Installation view of Heman Chong’s “Never, A Dull Moment” at Art Sonje Center, Seoul, 2015. Photo by Sang-tae Kim.

Installation view of Heman Chong’s “Never, A Dull Moment” at Art Sonje Center, Seoul, 2015. Photo by Sang-tae Kim.

The show’s signature piece was The Art of Production (2015), which was inconspicuously placed on a small wall shelf. It is a copy ofArtforum’s October 2007 issue, hand-cropped by the artist at mid-length. Chong had kept an un-mangled version of the copy by his bed for the past eight years. At the press preview of the Art Sonje exhibition, he mentioned that this issue was one of his favorites from 2007, because it addressed the collective process of production in contemporary art. He also mentioned that the more he read through the issue, the more confused he got about why artists needed to make artworks.

HEMAN CHONG, Smoke Gets In (Your Eyes), 2015, cigarettes, two identical ashtrays, durational performance. Photo by Sang-tae Kim.

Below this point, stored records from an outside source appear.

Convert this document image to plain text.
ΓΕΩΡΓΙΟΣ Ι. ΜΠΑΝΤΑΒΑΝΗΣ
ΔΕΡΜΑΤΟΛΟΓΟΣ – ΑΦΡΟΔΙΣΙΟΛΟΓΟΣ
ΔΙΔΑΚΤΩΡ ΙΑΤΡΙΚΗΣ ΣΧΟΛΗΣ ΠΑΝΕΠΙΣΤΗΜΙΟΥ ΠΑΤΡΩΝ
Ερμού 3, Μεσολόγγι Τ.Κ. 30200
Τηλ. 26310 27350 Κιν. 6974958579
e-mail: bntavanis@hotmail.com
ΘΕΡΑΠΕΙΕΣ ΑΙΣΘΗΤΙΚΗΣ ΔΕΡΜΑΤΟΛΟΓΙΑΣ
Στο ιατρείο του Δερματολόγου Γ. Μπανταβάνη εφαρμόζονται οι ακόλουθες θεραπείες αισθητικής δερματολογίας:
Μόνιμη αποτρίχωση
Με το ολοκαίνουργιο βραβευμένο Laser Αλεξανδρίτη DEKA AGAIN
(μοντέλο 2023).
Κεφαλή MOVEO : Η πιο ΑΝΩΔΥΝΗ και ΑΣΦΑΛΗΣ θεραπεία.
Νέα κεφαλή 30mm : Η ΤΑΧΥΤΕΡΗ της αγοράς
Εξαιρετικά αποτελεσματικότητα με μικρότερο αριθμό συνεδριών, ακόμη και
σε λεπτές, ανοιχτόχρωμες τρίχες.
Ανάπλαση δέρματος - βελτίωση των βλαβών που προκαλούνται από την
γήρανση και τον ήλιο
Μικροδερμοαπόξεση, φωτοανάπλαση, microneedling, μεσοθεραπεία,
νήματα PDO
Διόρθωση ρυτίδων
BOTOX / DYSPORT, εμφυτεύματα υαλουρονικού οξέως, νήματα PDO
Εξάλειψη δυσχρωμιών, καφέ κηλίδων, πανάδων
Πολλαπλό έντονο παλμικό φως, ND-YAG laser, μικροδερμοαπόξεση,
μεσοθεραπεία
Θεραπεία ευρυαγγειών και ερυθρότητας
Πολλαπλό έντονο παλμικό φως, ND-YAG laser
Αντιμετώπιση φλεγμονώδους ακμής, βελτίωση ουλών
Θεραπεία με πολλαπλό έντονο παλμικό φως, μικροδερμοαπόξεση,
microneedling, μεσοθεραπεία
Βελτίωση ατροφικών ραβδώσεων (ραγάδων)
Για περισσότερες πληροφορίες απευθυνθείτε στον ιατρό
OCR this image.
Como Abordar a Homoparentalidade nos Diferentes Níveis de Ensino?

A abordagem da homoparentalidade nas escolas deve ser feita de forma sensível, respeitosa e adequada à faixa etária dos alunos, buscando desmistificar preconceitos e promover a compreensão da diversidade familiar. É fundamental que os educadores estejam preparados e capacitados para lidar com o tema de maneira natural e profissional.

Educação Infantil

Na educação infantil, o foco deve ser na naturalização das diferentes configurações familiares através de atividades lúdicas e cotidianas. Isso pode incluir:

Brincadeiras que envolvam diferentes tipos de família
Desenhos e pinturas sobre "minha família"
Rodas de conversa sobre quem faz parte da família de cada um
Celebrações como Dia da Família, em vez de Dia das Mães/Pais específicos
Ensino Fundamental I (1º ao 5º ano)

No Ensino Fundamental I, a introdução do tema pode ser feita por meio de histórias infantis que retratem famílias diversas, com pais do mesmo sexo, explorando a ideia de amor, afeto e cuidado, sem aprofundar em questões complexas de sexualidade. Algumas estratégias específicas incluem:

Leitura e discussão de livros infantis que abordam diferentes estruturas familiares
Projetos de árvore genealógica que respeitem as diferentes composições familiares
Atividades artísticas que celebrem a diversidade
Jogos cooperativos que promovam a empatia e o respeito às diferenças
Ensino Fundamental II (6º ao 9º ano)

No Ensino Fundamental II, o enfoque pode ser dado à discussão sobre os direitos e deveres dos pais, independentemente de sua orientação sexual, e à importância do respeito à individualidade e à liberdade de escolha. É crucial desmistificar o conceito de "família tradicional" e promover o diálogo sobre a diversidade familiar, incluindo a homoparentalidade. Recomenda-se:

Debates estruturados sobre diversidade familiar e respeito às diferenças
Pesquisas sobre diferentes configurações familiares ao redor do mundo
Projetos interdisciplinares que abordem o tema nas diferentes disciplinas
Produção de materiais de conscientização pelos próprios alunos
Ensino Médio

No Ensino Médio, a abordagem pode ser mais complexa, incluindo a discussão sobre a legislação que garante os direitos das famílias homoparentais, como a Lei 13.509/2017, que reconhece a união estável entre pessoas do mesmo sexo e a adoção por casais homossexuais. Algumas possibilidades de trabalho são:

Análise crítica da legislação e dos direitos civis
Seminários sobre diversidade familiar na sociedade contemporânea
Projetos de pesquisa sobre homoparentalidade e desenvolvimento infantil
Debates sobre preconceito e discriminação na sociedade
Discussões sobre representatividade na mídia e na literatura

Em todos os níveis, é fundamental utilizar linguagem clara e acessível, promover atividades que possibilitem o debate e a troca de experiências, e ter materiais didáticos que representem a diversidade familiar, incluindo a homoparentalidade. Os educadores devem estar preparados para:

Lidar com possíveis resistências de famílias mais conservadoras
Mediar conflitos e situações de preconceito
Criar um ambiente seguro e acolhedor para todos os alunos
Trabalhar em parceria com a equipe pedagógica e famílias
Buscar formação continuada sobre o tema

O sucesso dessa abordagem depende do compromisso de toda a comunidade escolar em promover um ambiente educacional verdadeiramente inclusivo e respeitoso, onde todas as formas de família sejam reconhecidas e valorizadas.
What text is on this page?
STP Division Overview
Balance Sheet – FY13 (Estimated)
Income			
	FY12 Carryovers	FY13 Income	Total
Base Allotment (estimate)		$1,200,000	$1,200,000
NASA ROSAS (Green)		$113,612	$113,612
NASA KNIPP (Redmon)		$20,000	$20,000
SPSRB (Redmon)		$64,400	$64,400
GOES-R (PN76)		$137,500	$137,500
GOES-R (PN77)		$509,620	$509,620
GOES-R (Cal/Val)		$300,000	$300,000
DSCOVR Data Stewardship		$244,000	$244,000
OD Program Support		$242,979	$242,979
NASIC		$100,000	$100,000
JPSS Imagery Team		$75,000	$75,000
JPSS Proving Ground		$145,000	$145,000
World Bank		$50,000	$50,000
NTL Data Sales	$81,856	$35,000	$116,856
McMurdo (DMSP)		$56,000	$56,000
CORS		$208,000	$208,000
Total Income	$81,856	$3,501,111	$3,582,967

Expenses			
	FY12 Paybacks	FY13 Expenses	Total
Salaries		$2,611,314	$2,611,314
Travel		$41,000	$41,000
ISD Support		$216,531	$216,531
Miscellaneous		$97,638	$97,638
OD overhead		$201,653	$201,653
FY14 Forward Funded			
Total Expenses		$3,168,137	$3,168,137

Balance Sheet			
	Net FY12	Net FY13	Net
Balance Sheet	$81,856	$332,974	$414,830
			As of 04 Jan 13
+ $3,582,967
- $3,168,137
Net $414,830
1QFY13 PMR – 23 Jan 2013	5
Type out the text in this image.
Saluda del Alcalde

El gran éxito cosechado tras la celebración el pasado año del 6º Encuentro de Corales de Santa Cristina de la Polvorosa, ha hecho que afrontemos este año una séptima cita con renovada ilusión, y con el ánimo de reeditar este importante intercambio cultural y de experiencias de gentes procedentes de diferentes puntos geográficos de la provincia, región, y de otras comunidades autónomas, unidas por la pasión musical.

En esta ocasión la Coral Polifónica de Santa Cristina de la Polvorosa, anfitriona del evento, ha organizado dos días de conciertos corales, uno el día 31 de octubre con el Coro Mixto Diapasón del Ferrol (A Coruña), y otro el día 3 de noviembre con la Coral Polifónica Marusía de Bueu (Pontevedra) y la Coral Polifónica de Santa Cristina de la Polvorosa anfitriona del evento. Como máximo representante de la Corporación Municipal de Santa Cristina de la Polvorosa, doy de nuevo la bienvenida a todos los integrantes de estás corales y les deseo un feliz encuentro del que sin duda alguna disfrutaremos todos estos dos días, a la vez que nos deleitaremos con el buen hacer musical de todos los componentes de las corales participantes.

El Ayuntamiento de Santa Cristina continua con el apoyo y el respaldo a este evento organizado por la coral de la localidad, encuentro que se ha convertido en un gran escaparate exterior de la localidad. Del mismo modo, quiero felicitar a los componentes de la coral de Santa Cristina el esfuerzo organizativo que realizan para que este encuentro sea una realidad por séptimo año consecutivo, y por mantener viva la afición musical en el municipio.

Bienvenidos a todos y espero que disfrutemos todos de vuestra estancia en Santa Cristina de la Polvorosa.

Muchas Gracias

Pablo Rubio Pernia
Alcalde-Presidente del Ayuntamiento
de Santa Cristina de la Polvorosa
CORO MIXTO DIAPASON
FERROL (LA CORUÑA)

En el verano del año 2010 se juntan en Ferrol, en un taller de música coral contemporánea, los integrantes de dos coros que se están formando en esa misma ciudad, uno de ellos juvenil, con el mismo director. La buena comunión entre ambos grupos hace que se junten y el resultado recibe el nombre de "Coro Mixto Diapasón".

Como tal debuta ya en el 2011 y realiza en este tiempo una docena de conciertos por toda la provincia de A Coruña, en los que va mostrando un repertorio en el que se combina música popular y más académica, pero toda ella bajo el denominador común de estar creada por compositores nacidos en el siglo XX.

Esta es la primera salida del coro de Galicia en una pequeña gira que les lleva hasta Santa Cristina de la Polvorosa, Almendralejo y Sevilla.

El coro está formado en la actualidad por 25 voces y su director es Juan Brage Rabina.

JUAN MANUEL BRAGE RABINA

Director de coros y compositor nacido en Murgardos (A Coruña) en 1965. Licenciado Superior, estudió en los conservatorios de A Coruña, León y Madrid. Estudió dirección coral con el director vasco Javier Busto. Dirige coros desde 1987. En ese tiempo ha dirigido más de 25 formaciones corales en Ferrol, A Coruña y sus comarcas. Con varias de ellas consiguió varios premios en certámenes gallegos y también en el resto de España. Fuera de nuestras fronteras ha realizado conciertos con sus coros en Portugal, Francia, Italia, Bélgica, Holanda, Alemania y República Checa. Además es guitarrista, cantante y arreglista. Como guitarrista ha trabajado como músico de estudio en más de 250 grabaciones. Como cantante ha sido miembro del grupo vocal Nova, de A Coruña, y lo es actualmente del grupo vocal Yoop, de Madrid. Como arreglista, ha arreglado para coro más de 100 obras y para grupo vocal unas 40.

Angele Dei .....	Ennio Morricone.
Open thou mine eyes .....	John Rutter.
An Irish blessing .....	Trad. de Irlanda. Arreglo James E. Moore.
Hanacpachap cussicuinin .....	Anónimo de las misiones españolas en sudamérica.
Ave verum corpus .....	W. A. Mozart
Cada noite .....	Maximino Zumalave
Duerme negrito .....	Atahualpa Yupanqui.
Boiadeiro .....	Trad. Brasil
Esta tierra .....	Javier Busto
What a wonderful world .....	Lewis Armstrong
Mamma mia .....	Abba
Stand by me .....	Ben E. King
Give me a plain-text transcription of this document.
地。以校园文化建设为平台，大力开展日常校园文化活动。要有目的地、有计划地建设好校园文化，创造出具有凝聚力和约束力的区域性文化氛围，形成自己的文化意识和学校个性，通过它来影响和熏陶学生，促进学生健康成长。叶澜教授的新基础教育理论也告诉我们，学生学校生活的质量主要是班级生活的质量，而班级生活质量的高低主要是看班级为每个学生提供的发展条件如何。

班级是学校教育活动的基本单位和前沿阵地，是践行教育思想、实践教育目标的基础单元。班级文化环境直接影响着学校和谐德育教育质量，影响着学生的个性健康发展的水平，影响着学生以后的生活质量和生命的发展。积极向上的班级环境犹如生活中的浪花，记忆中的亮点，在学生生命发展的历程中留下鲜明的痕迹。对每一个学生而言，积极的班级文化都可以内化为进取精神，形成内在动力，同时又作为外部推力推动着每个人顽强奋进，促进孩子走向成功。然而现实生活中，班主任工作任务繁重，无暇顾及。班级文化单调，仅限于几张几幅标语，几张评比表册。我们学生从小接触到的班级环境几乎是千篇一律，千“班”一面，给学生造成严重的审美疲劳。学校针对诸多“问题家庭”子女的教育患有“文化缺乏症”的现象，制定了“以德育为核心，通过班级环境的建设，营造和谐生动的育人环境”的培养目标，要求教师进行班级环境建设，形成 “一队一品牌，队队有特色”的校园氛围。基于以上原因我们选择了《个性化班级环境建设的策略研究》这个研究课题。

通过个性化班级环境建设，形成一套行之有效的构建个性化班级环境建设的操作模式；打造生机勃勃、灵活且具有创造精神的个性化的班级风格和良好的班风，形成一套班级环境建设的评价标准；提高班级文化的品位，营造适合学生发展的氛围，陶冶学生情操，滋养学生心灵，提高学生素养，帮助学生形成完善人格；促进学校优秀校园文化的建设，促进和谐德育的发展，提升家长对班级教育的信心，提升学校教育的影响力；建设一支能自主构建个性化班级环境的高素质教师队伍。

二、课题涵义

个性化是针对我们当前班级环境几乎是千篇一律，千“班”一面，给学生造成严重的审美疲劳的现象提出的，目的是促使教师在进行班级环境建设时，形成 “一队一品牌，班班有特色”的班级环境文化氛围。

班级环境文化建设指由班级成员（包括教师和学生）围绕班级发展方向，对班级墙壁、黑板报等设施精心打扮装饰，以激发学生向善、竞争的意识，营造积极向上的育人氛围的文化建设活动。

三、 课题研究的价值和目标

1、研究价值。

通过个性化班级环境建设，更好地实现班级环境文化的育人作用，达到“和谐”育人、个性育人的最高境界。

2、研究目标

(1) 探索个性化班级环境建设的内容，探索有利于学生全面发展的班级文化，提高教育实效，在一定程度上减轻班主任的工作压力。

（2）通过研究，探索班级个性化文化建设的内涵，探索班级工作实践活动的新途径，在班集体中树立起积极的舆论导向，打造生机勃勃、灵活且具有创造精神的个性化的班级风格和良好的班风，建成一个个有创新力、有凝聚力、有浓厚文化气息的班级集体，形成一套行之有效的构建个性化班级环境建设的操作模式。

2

Ironically, it was perhaps this subversive nature of Chong’s works that coaxed viewers to put aside their cameras and directly engage with the pieces and the exhibition as a whole. And even if there were little provided to see, the show offered a lot to think about. In Past, Lives (2015), a stack of posters for visitors to take away, the titles of the 89 exhibitions previously shown at Art Sonje were recomposed into a new text—the entirety of the Center’s existence reduced to an abstract index of past events. In an age where technology has made viewing art online more immediate, the digitization of information is devaluing the museum’s role as a repository of knowledge, art institutions are in fierce competition with other forms of media as destinations of enlightened entertainment, and social media has taken on the role of cultural arbiters, Chong’s exhibition was a concerned yet tender statement about the ongoing role of the exhibition and art institution.  

Heman Chong’s “Never, A Dull Moment” was held at Art Sonje Center, Seoul, from February 7th to March 29th, 2015.